I usually don’t spend much time talking about current events as regards the Federal Reserve and other central banks. There is already a lot of babble about this — the usual econobabble that constitutes the “PhD Standard” — and I find that it is better to investigate many other neglected topics instead.
Nevertheless, this is a topic that might be important, so we will look at it a bit here. I am talking about the reserve holding characteristics of banks, which then translates into Federal Reserve policy since the “reserves” of banks are basically deposits at the Federal Reserve, a component of “base money.”
I thought I talked about this in the past, but all that I can find is an item on Japan, here:
It might also be worthwhile to review my series on “how banks work:”
Typically, banks have a simple balance sheet structure. On the side of Assets, we normally find about 70% loans (traditionally held on the balance sheet and rather illiquid, although these are more commonly securitized and traded today), 20% bonds (tradeable), and 10% cash. The bank needs the cash to meet any payment obligations. Bonds typically pay a higher interest rate than cash, and can be liquidated easily in case the bank runs out of cash, but bear some market risk. On the side of Liabilities, we typically find a combination of time deposits, bonds, demand deposits (90%) and shareholder’s equity (10%).
This information is contained in the Federal Reserve’s “H.8” report, which comes out weekly. Here is how it looked recently:
Taking the recent March 2019 numbers, we find:
Total Assets: $17,179B (100%)
Cash Assets: $1,838B (10.7%)
Securities: $3,564B (20.8%)
Loans and Leases: $9,710B (56.5%)
This leaves a little remainder, which is:
Total Federal funds sold and reverse RPs: $731B (This is basically lending structured as a repurchase agreement)
Loans to Commercial Banks: $17.1B
Other Assets including Trading Assets: $1,431B (This is related to various trading and derivative operations, and probably includes a lot of securitized debt that hasn’t been sold yet.)
So we see that these “other assets” are largely forms of debt as well, and can be bucketed into “loans and leases” for simplicity.
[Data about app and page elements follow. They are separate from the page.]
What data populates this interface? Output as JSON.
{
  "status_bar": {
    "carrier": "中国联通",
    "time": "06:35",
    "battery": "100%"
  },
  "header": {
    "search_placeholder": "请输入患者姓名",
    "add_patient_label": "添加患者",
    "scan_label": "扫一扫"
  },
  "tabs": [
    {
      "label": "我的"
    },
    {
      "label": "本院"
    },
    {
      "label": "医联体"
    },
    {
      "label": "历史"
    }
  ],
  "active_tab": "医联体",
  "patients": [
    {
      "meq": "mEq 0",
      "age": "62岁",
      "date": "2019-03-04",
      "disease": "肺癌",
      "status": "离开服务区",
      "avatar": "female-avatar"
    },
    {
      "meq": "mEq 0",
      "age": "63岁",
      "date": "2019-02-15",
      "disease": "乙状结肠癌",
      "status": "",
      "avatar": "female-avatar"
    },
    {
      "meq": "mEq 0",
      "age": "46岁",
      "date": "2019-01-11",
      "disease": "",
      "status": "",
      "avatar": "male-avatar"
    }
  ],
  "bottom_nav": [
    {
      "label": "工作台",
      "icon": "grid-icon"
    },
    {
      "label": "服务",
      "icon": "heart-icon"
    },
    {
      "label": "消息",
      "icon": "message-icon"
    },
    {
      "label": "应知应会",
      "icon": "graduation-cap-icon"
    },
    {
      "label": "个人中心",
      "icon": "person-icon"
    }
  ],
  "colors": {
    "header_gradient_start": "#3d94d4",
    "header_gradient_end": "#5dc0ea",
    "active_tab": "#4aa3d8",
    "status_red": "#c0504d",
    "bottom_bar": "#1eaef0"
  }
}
This produces:
Loans, leases, and other credit assets: $9,710B+$731B+$17.1B+$1,431B=$11,889.1B (69.2%)
So we see that my 10:20:70 ratio is nearly spot on.
On the Liabilities side, we have:
Total Liabilities: $15,212B
Deposits (time and demand): $12,563B
Residual (shareholders’ equity): $1,959 (11.4%)
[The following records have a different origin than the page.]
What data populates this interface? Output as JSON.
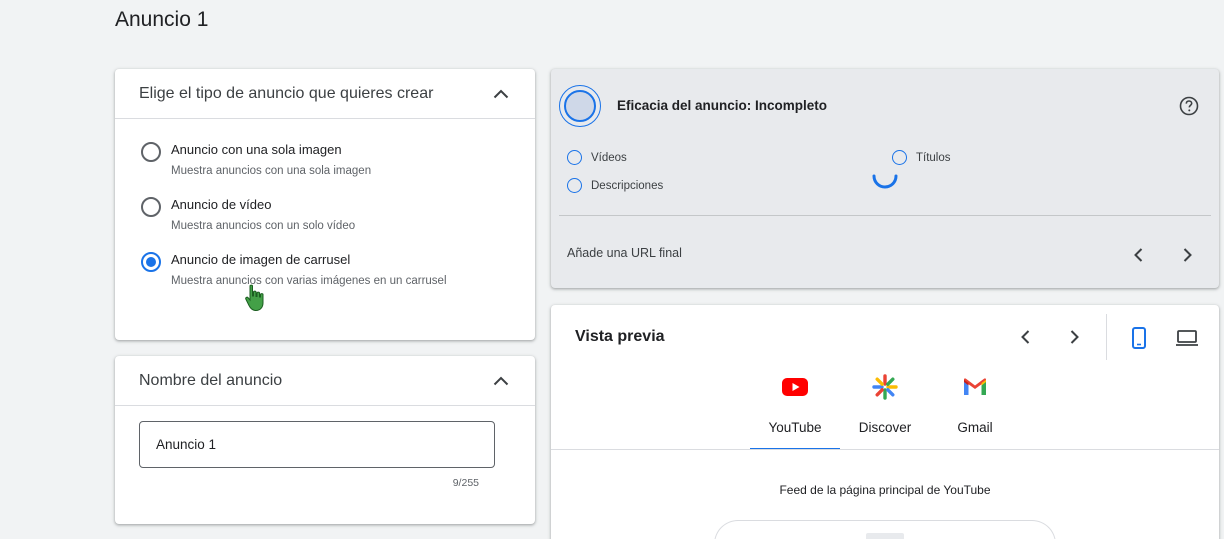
{
  "page": {
    "title": "Anuncio 1"
  },
  "ad_type": {
    "title": "Elige el tipo de anuncio que quieres crear",
    "options": [
      {
        "label": "Anuncio con una sola imagen",
        "description": "Muestra anuncios con una sola imagen",
        "selected": false
      },
      {
        "label": "Anuncio de vídeo",
        "description": "Muestra anuncios con un solo vídeo",
        "selected": false
      },
      {
        "label": "Anuncio de imagen de carrusel",
        "description": "Muestra anuncios con varias imágenes en un carrusel",
        "selected": true
      }
    ]
  },
  "ad_name": {
    "title": "Nombre del anuncio",
    "value": "Anuncio 1",
    "counter": "9/255"
  },
  "effectiveness": {
    "title": "Eficacia del anuncio: Incompleto",
    "items": {
      "videos": "Vídeos",
      "titles": "Títulos",
      "descriptions": "Descripciones"
    },
    "url_hint": "Añade una URL final"
  },
  "preview": {
    "title": "Vista previa",
    "tabs": [
      {
        "label": "YouTube",
        "active": true
      },
      {
        "label": "Discover",
        "active": false
      },
      {
        "label": "Gmail",
        "active": false
      }
    ],
    "feed_label": "Feed de la página principal de YouTube"
  },
  "colors": {
    "accent": "#1a73e8",
    "youtube_red": "#ff0000",
    "background": "#f1f3f4"
  }
}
On the Liabilities side, we see deposits and borrowings of 89% and equity of 11%, once again almost exactly my 90:10 framework.
Here is how it looks since 1973:
This is all represented as a percentage of Total Assets. The most noteworthy thing that we see is the long decline in Cash Assets from about 10% in 1973 to a low of about 3% in 2008, then a big rise in this figure to nearly 20%, and then a decline to about 10% again recently. This rise has to come out of somewhere; and we see that lending, as a portion of the balance sheet, shrank to compensate for this large rise in Cash Assets. Also, note that Equity (shareholders’ equity, or capital) has been on a steady rising trend, from about 6% in 1973 to about 11% today.
The source of the data is here:
Now, for reasons that will later become clear, I will separate All Commercial Banks into Domestic banks and Foreign banks.
First, let’s look at Total Assets of foreign-chartered banks, as a percentage of Total Assets of All Banks:
Now let’s look at the Domestically-Chartered Banks:
Here we see the same patterns as before, no surprise since domestically-chartered banks make up about 85% of the total. But, note that Cash as a percentage of Total Assets is somewhat lower than before. It peaks around 12% and is now around 8%.
Naturally, the difference is found in Foreign-Chartered Banks, where Cash became a very high portion of Total Assets after 2008. This basically reflects the fact that these foreign-chartered banks are really just divisions of much larger foreign banks. In effect, you are seeing only one part of the total balance sheet of the foreign bank, the part that is held on the balance sheet of its U.S. subsidiary. As before, all of these figures are shown as a percent of total assets.
This is going to be a long and involved topic, so I think I will leave it there for now, and continue again later.